Siber-Fiziksel Bir Mimarlığa Doğru

EFE GÖZEN + BURCU BİÇER SANER

Köşe yazılarımızın üstünden geçerken fark ettik ki Achim Menges ve ICD Stuttgart’ın işlerini hep anmış, hiç detaylıca bahsetmemişiz. Rezalet! 2018 Yapı Fuarı’na bir günlüğüne konuşmacı olarak geldiğinde hatamızı affettirmek için fırsat doğmuş oldu. Tam da bizden bekleyeceğiniz üzere, bitmiş işlerinin etkilerinden konuşacağımıza süreç, mimarın geleceği, disiplinlerüstü olma ve Frei Otto’nun mirasını tartıştık.

Burcu+Efe (FABB): Röportaja da tasarım araştırmalarınıza başladığınız gibi başlayalım, biyomimikri ile. Biyomimikri oldukça hassas bir konu, ciddiye alınmazsa oldukça kitsch örneklere yol açabiliyor (bir strüktür için ağaçtan ilham alıp, görsel olarak çok benzeyecek şekilde kopyalamak gibi). Kitsch biyomimikri ile araştırma için kullanışlı bir araç olan biyomimikri arasındaki ince çizgi nerede?
Achim Menges: Biyomimikri / biyomimesis / biyonik (Orta Avrupa’da bazen kullanıldığı üzere) arasındaki farkı tarif etmek lazım. Biyomimikri tam da tariflediğinize denk geliyor: Sadece taklit etme ya da doğal formların öncelikli görsel referans olarak taklidi. Bence bizim yapmaya çalıştığımız “biyomimetik araştırma”; prensipleri anlamaya çalışmak ve vurgulamak. İnşaat, form, strüktür, süreç, doğa ile ilişki prensipleri anlamak.
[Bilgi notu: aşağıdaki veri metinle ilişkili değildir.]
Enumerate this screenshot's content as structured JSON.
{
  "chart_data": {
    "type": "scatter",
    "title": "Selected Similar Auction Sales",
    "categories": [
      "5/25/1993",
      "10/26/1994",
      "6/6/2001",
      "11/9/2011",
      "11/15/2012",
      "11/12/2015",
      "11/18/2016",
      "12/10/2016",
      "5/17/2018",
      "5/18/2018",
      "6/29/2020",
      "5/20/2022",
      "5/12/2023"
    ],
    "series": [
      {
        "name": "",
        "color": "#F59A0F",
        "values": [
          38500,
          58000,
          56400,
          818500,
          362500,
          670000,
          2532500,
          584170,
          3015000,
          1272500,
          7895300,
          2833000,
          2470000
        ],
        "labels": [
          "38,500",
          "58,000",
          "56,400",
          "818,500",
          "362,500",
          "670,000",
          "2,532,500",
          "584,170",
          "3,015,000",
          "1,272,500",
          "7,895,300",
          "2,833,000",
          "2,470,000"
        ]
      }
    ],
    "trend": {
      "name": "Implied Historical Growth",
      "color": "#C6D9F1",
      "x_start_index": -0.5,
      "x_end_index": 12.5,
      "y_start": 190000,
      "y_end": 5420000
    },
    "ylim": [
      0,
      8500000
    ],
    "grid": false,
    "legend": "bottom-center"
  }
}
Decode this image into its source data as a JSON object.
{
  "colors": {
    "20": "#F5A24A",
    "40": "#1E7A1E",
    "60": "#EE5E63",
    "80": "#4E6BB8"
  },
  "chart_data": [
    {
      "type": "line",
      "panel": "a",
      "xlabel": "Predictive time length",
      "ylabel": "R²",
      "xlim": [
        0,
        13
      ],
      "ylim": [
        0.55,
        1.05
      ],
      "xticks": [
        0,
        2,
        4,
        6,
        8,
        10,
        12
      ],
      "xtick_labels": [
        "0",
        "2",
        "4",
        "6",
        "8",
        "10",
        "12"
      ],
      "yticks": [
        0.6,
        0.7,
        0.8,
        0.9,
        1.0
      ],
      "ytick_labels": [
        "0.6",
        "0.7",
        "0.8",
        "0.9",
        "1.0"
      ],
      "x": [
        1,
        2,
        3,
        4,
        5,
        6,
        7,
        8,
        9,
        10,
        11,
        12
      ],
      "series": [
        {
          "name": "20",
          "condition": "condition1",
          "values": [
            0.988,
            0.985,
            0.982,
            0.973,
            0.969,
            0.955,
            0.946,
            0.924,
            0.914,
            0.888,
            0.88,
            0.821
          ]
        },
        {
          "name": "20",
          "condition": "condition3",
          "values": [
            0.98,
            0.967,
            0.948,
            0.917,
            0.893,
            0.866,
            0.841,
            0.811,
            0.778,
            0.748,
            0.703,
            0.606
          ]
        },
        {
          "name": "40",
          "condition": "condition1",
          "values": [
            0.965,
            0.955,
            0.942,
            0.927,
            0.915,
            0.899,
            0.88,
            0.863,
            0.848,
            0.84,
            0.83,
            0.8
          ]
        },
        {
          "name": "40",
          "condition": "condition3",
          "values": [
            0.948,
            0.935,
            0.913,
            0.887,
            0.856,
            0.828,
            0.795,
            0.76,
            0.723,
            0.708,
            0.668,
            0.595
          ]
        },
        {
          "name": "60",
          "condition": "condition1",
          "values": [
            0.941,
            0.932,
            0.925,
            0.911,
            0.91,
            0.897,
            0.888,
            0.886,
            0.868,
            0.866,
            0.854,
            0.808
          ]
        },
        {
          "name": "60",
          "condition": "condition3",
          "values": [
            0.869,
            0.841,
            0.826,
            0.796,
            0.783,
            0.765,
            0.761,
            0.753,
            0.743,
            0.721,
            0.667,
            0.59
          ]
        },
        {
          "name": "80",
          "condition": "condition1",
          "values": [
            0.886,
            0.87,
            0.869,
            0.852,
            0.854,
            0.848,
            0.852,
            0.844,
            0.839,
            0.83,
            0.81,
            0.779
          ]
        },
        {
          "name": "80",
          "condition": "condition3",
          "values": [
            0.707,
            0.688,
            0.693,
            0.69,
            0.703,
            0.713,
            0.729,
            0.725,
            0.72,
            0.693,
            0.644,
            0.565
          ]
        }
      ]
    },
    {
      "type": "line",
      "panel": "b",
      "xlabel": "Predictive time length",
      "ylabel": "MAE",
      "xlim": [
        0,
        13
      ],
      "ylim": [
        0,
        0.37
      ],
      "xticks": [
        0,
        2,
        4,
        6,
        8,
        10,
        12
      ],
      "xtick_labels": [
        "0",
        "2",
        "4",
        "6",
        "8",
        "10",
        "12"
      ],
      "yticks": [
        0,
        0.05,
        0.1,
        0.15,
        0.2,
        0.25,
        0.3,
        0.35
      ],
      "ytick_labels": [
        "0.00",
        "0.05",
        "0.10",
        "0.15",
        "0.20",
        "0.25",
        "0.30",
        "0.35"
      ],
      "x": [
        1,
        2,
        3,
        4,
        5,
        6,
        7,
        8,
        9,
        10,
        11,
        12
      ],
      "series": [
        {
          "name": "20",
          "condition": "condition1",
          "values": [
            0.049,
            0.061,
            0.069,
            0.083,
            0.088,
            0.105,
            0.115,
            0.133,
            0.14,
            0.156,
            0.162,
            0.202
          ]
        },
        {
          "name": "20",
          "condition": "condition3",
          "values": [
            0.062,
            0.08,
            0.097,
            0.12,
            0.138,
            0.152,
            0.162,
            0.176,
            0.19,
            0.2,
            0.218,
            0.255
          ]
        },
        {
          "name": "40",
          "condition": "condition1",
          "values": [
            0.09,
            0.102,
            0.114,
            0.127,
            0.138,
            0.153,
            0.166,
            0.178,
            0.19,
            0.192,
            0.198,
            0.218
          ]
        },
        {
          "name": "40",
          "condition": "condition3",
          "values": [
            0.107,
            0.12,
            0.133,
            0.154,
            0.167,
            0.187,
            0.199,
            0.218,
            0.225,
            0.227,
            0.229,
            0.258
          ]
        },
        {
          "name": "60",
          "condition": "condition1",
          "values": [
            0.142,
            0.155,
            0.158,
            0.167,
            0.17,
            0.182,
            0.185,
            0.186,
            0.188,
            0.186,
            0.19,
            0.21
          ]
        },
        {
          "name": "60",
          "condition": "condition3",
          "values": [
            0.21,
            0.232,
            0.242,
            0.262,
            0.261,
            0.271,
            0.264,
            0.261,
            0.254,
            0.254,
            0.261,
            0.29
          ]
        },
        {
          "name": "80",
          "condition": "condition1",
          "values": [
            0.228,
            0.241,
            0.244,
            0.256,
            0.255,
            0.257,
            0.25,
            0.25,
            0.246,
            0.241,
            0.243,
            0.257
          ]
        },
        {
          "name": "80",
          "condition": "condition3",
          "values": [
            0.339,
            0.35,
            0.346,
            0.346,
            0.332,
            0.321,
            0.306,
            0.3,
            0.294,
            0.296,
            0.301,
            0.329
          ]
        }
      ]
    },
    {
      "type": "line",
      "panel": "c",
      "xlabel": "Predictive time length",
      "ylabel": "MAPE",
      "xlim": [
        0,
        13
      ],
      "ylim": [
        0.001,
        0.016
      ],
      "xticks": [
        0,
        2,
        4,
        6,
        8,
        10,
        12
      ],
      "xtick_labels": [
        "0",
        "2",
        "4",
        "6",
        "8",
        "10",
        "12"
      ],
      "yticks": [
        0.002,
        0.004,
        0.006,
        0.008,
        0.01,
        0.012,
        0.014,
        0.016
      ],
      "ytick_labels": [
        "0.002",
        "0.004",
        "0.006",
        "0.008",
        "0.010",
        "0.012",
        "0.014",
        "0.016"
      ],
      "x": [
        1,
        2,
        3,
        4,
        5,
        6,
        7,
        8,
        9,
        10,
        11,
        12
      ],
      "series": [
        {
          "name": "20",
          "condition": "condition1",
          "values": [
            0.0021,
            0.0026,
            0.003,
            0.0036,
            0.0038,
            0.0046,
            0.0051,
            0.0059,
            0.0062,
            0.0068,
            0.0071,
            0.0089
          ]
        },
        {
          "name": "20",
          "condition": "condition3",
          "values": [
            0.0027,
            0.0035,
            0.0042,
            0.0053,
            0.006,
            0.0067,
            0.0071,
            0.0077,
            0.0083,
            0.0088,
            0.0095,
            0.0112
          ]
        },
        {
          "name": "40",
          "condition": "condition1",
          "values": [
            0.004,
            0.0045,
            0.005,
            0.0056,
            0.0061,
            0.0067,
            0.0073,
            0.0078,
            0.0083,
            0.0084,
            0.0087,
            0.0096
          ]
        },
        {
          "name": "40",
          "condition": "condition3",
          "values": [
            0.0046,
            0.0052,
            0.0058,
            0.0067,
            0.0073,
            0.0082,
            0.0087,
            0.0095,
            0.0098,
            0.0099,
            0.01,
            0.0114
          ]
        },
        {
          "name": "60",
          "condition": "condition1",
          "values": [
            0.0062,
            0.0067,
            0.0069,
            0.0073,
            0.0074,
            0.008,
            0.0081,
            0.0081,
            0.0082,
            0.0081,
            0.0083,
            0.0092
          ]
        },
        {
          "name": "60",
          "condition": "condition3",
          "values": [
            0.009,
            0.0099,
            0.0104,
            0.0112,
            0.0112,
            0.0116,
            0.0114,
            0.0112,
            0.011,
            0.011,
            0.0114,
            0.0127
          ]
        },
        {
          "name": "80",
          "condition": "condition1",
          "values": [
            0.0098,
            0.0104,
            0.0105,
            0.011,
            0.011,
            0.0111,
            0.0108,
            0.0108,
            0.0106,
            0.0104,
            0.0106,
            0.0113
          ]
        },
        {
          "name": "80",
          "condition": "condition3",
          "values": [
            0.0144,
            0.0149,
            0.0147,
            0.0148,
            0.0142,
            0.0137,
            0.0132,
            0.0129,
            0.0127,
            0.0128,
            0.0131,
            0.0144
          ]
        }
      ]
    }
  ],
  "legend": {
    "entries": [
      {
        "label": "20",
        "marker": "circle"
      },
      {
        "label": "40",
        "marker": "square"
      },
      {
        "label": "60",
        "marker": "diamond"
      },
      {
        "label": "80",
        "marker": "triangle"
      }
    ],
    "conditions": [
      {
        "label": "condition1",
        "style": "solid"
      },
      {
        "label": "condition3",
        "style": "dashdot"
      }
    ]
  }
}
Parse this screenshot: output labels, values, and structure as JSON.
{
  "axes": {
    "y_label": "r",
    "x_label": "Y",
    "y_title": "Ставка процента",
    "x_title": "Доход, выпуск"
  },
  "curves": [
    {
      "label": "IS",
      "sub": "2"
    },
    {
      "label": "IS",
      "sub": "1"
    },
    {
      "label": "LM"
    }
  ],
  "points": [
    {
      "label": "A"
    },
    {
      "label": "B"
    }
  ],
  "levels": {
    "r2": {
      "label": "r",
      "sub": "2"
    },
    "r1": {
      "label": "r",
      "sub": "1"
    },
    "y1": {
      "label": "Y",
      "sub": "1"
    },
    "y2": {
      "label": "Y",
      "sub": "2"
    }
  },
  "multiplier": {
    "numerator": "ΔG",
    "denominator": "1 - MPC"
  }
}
Bu anlayışı temel alarak soyutlamaya ve mimarlığa aktarmaya çalışırız. [Bu süreç] görünüşte tamamen farklı bir şey olarak sonuçlanabilir, ancak bence esas olan doğayı, yerleşmiş fikirlerinizi tekrar gözden geçirmek ve sorgulamak için bir araç olarak kullanmayı prensip haline getirmektir. Bence en önemli unsur bu. Tam da bu yüzden kullanıyoruz, bildiğimizi düşündüğümüz prensipleri zenginleştirmek ve farklı alanlardan gelen prensipler ile sorgulamak.

FABB: Prensiplerin yanı sıra sürecin de sorgulanması buradaki esas faktör.
AM: Kesinlikle!

FABB: Sistemin genelinin yakından tetkiki, bir bütün olarak nasıl davrandığının gözlemi ve bu sistemin mimarlığa aktarımı.
AM: İşte bu yüzden özgün bir araştırma bileşeni olmalı. [Özü] ilk sorunuza geri dönüyor. Eğer sadece tasarım aşamasında kalırsa, gerçekten ilginç bir şey elde etmek gerçekten de zorlaşıyor derim, çünkü her zaman bu araştırma bileşenine sahip olmak zorunda.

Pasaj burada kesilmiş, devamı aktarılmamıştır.